Sunday, February 16th, 2025

It was a small oversight that could have turned into a nightmare.

At 3 am on Thursday morning, Doug White was roused from his sleep by the sound of 40 tiny hooves beating in the dirt around his farmhouse just north of Creemore.
His daughter’s 10 miniature horses had got out of their pasture after leaning on an improperly latched gate.

Doug rushed outside where he caught two of the escapees and secured them in the barn.

Unfortunately, at that hour it was too dark to see the rest of the horses. So, Doug headed back to the house to wait until daybreak.

“Because there were two in the barn, Doug figured the rest would stay around the building,” explained his wife Brenda, who was out of town with their children at the time. “They like to be in a herd.”

However, when Doug left the house a second time in search of the horses, they were gone. Luckily, a trail of droppings led him to the group.

Four miles later, Doug managed to slip a halter over the nose of one horse, which he led home, followed by five more.

With seven of the horses back in the barn, Doug was relieved. However, there were still three miniature horses out there in the big wide world, missing.

“He couldn’t find them anywhere,” Brenda said.

Sophia, 11, her two-year-old son Blaze, and their friend Trixie, 3, had become separated from the rest of the group. Brenda wondered if perhaps a car had frightened them away from the farm at some point.

At 29.5 inches high, Trixie is the smallest member of the herd, but that has never stopped her from making a sight of herself. In recent years, visitors to Creemore may have spotted her at the Canada Day and Santa Claus parades.

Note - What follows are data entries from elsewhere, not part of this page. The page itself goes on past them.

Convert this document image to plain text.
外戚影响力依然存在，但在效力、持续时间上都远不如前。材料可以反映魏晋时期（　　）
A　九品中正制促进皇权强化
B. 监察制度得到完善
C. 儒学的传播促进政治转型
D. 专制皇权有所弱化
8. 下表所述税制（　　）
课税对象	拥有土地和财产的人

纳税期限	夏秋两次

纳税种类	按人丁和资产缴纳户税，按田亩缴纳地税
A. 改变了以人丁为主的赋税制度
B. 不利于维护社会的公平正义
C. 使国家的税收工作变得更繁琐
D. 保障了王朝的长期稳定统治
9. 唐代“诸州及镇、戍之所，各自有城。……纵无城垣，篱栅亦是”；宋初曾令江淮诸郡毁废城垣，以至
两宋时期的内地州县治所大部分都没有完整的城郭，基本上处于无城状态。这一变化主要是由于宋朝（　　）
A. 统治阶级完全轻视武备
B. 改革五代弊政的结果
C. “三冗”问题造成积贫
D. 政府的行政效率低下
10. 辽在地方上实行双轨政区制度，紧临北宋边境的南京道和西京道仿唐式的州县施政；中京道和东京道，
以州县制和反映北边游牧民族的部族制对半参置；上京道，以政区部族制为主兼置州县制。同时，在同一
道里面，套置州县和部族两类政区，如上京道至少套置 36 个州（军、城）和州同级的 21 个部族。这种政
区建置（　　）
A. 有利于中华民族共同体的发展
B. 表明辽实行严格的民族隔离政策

But that morning, Trixie’s public appearance was unplanned. Doug’s mane concern was that if the horses were on the road, a car could hit them and injure both animals and people.

By 7 am, there had been a number of sightings in the village of the tiny trio. The horses had headed south on Fair Grounds Road into Creemore. One driver even posted a photo of the three ponies on Facebook when he spotted them running back up Fair Grounds Road (above).

After a door-to-door search of the area, Doug and his friends finally located the runaways in a neighbouring paddock where a mysterious and kind stranger had enclosed them.

“No one was home there,” explained Brenda, who still hasn’t been able to thank personally whoever led the horses to safety. “We were so thankful to be able to find them.”

Blaze, Trixie and Sophia are now back at Nature View Farm where Doug, Brenda and their children (Gloria, Sarah and Timothy) have lived for 26 years.

“The ponies are fine but tired,” Brenda said. “It was a lot of walking for all three of them.”

Hopefully, now that the horses are safely home, they won’t stirrup any more trouble for a while.